Heads Up, Ears Down

This blog accurately identifies depictions of violence and cruelty toward animals in films. The purpose is to provide viewers with a reliable guide so that such depictions do not come as unwelcome surprises. Films will be accurately notated, providing a time cue for each incident along with a concise description of the scene and perhaps relevant context surrounding the incident. In order to serve as a useful reference tool, films having no depictions of violence to animals will be included, with an indication that there are no such scenes. This is confirmation that the films have been watched with the stated purpose in mind.


Note that the word depictions figures prominently in the objective. It is a travesty that discussions about cruelty in film usually are derailed by the largely unrelated assertion that no animals really were hurt (true only in some films, dependent upon many factors), and that all this concern is just over a simulation. Not the point, whether true or false. We do not smugly dismiss depictions of five-year-olds being raped because those scenes are only simulations. No, we are appalled that such images are even staged, and we are appropriately horrified that the notion now has been planted into the minds of the weak and cruel.


Depictions of violence or harm to animals are assessed in keeping with our dominant culture, with physical abuse, harmful neglect, and similar mistreatment serving as a base line. This blog does not address extended issues of animal welfare, and as such does not identify scenes of people eating meat or mules pulling plows. The goal is to itemize images that might cause a disturbance in a compassionate household.


These notes provide a heads-up but do not necessarily discourage watching a film because of depicted cruelty. Consuming a piece of art does not make you a supporter of the ideas presented. Your ethical self is created by your public rhetoric and your private actions, not by your willingness to sit through a filmed act of violence.

The Naked Zoo

The Naked Zoo. William Grefé, 1970.

😸

Edition screened: In Arrow Blu-ray box set He Came from the Swamp: The William Grefé Collection, released 2020. English language. Runtime of Director’s cut approximately 92 minutes; “Barry Mahon” cut is approximately 87 minutes.

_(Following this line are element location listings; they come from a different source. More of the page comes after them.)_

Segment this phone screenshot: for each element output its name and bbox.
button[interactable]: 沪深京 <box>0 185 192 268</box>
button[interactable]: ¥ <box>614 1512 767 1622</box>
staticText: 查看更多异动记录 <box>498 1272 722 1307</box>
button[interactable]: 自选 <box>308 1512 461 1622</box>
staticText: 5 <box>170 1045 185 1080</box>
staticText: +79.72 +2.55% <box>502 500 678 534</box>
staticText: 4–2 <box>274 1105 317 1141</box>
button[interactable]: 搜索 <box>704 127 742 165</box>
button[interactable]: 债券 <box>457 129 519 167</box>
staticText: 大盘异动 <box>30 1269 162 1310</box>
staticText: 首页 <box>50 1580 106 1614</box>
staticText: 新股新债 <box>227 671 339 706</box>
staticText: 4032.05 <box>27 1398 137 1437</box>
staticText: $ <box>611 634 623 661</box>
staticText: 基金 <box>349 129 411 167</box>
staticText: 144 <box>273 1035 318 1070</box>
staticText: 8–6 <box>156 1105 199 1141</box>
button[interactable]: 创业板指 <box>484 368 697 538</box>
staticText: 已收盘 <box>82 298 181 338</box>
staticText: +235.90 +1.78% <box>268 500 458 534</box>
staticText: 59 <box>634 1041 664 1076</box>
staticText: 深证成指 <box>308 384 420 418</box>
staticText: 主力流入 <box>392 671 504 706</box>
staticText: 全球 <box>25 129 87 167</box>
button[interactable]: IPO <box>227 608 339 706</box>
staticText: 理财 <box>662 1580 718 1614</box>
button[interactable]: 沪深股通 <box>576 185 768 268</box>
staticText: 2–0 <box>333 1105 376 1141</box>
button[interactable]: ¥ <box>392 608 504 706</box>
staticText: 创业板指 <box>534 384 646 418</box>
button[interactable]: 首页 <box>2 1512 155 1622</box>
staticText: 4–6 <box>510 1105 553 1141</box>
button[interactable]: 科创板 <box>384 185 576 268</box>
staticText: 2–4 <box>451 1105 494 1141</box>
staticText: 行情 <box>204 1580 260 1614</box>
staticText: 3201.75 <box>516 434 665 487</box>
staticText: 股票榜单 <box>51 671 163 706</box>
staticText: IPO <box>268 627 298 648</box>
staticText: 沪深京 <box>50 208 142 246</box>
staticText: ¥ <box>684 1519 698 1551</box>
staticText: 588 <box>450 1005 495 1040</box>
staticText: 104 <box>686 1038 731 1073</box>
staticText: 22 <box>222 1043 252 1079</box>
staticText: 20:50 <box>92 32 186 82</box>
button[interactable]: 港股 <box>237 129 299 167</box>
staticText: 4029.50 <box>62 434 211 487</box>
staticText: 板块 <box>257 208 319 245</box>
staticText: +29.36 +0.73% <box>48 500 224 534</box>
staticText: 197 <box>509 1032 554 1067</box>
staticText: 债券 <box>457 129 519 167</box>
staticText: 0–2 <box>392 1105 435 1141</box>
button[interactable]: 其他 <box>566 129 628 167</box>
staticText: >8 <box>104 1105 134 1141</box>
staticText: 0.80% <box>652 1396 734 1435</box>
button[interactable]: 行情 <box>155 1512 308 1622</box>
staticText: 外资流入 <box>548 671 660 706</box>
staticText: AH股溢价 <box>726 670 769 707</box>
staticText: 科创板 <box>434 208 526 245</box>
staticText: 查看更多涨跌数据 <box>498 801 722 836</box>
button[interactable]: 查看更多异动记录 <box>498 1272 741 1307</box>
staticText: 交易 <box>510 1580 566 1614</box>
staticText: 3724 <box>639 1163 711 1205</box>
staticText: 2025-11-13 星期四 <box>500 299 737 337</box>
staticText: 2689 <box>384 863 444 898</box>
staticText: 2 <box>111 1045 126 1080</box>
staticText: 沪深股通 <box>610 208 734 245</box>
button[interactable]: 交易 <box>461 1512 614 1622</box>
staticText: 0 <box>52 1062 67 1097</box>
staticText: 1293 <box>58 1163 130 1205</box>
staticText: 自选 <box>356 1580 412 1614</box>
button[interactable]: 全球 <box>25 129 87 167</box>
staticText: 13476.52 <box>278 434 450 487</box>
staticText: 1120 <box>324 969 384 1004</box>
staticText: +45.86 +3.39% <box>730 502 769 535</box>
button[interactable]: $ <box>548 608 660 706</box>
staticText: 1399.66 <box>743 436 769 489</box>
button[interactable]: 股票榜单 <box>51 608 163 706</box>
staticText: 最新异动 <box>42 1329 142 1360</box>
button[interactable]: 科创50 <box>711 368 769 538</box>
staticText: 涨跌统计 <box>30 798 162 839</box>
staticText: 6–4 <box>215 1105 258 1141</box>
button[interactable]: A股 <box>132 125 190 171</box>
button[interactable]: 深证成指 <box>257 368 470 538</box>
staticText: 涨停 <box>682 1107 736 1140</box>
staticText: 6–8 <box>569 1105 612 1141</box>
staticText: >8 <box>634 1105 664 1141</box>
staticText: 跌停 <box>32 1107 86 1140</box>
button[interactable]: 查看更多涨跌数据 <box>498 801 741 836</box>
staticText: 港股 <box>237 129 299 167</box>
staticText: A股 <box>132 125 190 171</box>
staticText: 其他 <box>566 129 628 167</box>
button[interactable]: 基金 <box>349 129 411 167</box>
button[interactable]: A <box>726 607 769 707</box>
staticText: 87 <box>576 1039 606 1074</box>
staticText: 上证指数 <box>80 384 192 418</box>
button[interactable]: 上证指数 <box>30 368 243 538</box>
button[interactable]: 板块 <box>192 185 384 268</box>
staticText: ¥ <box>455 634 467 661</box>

Summary: No animals or references to animals in either version of the film.


The disk includes an alternate cut of The Naked Zoo despite director Grefé’s disgust with that version. The so-called “Barry Mahon” cut includes a dopey topless scene that is as unnecessary as it is uninteresting, but also features Canned Heat performing “One Kind Favor” in its entirety, live in the protagonist’s small house! This party scene in the Director’s Cut just has records playing and some goofy conga drum slapping. The Canned Heat number, right around the 57 minute mark in the Barry Mahon cut, is very good, especially Blind Owl’s charisma and restrained guitar playing.


Even the Director’s Cut of The Naked Zoo is better than the other films in this set. The “Barry Mahon” version rearranges shots slightly without hurting the story, adds the excellent Canned Heat performance, and still trims 5 minutes off the runtime by omitting some pointless scenes. I’d say Barry Mahon is the man. 


A 1961 Gottlieb Flying Circus is seen several times in the writer’s house, usually blurry and indistinct but finally clear at 56:14 in the Director’s cut.